Metiquity Ventures’ Bryan Slauko says investors aren’t only reviewing the books when considering which companies to invest in, they’re also keen to understand a founder’s motivations.
A few tips for new founders and entrepreneurs from Metiquity Ventures co-founding Partner Bryan Slauko
Authenticity is key
Bryan encourages prospective founders to have a clear purpose behind what they are doing because their motivations (or lack thereof) will be under scrutiny from potential investors who are looking for founders who show clear authentic intention to solve problems through digital innovation.
“Some of the best ideas come from founders who were deeply embedded in an industry and can see exactly where the holes are in that industry. They have great insight into those market gaps. If they can communicate that gap, and the solution process to potential investors; that allows us to understand what’s driving [your business],” Bryan says.
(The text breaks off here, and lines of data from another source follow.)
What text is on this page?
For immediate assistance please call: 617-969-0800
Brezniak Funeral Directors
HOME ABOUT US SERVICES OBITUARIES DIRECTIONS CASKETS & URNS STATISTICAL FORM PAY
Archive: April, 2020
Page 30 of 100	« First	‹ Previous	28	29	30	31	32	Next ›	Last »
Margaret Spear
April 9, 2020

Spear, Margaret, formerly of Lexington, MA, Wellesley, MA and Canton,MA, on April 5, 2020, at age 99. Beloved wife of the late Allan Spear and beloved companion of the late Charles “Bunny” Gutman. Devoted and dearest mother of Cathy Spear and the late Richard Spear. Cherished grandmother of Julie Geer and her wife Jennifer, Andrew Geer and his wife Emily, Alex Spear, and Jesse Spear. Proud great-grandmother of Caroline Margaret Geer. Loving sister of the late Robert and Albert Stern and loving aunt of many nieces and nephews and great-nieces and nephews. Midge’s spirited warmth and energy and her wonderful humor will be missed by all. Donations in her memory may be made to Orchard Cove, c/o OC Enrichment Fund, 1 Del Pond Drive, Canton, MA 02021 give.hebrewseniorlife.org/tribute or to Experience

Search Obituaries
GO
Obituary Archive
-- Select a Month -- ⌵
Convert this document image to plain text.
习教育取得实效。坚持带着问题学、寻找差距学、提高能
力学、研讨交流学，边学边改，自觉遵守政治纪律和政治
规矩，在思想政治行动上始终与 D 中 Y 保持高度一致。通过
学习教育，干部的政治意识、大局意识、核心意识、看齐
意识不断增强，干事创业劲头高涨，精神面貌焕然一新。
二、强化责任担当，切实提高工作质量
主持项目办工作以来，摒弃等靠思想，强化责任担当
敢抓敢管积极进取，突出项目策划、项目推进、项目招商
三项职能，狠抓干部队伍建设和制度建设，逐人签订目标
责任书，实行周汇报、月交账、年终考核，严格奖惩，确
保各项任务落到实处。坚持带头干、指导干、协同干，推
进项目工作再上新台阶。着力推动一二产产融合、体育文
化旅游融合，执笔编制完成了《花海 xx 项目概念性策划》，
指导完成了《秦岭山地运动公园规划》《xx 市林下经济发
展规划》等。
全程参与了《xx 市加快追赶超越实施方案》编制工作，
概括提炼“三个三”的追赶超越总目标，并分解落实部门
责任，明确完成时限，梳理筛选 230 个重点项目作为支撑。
“If it was only about money and revenue numbers, then when the going gets tough a founder is going to leave and find something else to do that will make them more money. But founders who see a problem and market gap that they are passionate about solving and filling… they aren’t going to leave or abandon ship before they reach their goal. Those are the kind of companies and founders investors love working with.”
Foster your relationship with your lead investors
Bryan adds that once that understanding is established then fostering a strong founder-investor relationship becomes key to helping companies succeed.
“I always say to people: we’re investing in relationships, not in transactions,” Bryan explains. “We’re not transactional in nature. We want to get to know people and what makes them tick. They [have to be] the kind of person that’s going to stick with it when the going gets tough because they’re going to have a roller coaster ride. It’s going to go up and down.”
Be ready to weather adversity
It’s often the way founders respond to challenges and successes within their respective industries which showcases their long-game ability to scale and grow. Investors want to be assured they aren’t working with someone who will “just throw in the towel and go find a job” at the first sign of difficulty and has potential for growth.
“We want to invest in the people that have to make it work. Not just because they’ve put their own resources into their startup and want to see it scale, but because they simply can’t imagine not making it work. They are determined to succeed,” Bryan adds.
Likewise, Bryan encourages entrepreneurs (and especially first-time founders) to be coachable and open to feedback.
“First-time founders who haven’t done this before – they have a lot of blind spots, and we want to fill in those blind spots for them. And help them connect the dots. Part of being an entrepreneur is having the strength to challenge your own ego,” Bryan says.